叶簌的手臂绕过她的背,将她搂在怀里,像是哄小孩子一样,拍了拍她的手臂,说道:“要是难过就哭吧,哭出来会好点。”
“哭?我为什么要哭?”胡茵看她,却是笑了:“我开心还来不及呢。”
叶簌看她的神情不像是在说谎,便是松了一口气,说道:“以后会遇见更好的。”
“借你吉言,”胡茵轻笑一声,忽然立直了身体问道:“你是不是早就知道了?”
叶簌没否认:“是。”
“我就知道,”胡茵撅起了嘴。
“你会不会生我的气?”叶簌问她。
胡茵皱了皱眉头,认真的摇头:“为什么要生你的气啊,都怪我笨,现在发现,你其实早就暗示我了,我竟然都没发现。”
叶簌笑道:“现在发现也还来得及。”
“在一个人渣身上浪费这么多感情,好气哦,”她郁闷的往叶簌的肩膀上靠,要不是叶簌提醒,她差点要被一个渣gay骗婚了!
“榛榛,有你真好,”她真心实意的道谢。
叶簌笑了笑,说:“我说过,我不希望你受到伤害,之前不说,不是故意瞒你,只是想找个合适的时机再戳破秦尚的谎言,可是我没想到你会突然提前订婚的时间。”

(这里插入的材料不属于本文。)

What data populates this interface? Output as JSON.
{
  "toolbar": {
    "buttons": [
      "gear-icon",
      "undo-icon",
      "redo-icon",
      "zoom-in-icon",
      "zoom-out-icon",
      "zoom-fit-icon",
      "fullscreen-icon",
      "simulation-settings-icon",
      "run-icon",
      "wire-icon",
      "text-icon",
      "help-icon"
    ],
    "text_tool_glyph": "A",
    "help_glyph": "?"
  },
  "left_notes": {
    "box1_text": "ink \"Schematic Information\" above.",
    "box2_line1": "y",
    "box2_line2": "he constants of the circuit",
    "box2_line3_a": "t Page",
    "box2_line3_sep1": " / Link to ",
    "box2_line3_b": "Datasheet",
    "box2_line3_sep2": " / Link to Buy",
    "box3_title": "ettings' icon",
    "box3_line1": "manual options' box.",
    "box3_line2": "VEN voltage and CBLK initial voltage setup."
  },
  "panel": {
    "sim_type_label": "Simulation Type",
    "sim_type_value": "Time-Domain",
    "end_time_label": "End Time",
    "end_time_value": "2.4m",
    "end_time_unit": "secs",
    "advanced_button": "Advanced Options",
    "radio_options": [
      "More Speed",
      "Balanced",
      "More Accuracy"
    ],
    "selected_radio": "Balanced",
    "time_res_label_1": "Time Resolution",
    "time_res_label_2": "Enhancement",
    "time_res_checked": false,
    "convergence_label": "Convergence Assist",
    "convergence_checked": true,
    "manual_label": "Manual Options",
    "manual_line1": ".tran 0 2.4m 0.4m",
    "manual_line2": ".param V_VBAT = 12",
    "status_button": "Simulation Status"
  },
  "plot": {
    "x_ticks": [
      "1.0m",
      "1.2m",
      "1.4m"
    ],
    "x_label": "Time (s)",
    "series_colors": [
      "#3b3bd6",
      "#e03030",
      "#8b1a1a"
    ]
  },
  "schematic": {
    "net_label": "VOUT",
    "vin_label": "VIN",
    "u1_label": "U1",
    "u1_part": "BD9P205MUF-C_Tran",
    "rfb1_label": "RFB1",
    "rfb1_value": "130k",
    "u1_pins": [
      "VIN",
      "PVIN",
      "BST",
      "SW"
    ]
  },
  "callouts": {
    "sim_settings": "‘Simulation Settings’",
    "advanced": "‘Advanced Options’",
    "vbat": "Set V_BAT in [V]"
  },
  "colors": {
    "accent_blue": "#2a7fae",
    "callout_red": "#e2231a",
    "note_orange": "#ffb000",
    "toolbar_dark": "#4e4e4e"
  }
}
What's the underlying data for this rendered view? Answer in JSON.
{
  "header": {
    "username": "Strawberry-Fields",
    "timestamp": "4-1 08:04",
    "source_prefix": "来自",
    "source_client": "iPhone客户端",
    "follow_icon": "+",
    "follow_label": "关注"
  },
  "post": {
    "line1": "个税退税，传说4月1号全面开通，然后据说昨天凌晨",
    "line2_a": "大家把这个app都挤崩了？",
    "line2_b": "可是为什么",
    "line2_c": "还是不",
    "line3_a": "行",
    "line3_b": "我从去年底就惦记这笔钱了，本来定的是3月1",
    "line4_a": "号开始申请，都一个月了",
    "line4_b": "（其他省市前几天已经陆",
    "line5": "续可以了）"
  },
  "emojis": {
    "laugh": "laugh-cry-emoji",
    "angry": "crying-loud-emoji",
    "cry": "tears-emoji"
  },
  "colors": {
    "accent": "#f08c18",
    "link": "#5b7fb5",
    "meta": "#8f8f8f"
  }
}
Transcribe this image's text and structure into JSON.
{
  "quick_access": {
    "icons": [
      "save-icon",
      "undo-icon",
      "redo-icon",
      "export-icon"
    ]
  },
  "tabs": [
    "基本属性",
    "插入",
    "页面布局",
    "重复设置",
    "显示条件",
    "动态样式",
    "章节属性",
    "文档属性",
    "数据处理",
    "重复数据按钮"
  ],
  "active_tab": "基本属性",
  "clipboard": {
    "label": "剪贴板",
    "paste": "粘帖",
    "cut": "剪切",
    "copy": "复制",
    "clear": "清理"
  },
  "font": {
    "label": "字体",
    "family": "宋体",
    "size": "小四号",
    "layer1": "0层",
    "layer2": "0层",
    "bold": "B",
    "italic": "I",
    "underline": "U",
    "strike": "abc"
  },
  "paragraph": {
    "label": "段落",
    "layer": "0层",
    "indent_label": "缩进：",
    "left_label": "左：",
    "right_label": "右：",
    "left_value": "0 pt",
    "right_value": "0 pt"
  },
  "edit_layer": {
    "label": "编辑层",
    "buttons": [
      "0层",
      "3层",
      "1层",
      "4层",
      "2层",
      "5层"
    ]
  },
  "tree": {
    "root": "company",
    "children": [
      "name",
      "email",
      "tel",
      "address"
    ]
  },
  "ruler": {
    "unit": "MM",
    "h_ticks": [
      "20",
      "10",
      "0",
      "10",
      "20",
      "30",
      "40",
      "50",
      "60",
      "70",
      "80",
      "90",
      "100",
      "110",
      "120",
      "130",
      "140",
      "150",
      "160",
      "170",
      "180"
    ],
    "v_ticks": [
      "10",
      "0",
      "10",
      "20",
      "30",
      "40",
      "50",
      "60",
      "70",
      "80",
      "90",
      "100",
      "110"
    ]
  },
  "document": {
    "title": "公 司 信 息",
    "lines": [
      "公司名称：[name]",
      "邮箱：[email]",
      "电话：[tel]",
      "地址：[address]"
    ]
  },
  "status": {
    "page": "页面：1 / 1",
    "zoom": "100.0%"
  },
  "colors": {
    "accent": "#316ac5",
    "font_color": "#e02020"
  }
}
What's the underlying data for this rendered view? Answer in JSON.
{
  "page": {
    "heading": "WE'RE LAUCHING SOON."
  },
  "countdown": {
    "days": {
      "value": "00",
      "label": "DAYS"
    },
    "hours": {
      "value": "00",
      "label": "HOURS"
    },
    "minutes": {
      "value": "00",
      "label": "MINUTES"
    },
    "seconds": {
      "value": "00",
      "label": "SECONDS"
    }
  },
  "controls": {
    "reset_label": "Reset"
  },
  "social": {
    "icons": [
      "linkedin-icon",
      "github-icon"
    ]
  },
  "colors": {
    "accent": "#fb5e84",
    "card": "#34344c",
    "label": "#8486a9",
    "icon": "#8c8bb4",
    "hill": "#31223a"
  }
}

胡茵嗯嗯两声,眨了眨眼睛,说道:“我知道,你都是为我考虑。”
叶簌抿了抿唇线,心里的石头总算落下了一半,剩下的那一半,就让她来处理吧。
送胡茵到了家,叶簌目送她进了门后,拨了一个电话出去。
“明天就把检举材料递上去吧。”
“怎么突然提前了?”对方不解的问道。
“计划有变,只能提前了,”叶簌看了一眼窗外的路边,嘴角弯了弯:“不影响计划。”
“好。”
挂了电话,叶簌打开车窗,风吹着她的面前,冷冷的,她却是笑意深深。
好事要成双,祸事当然也不能单行了。
一大早,叶簌就被电话吵醒了,胡茵在那边激动的说话,叶簌听得马马虎虎,时不时应和两句。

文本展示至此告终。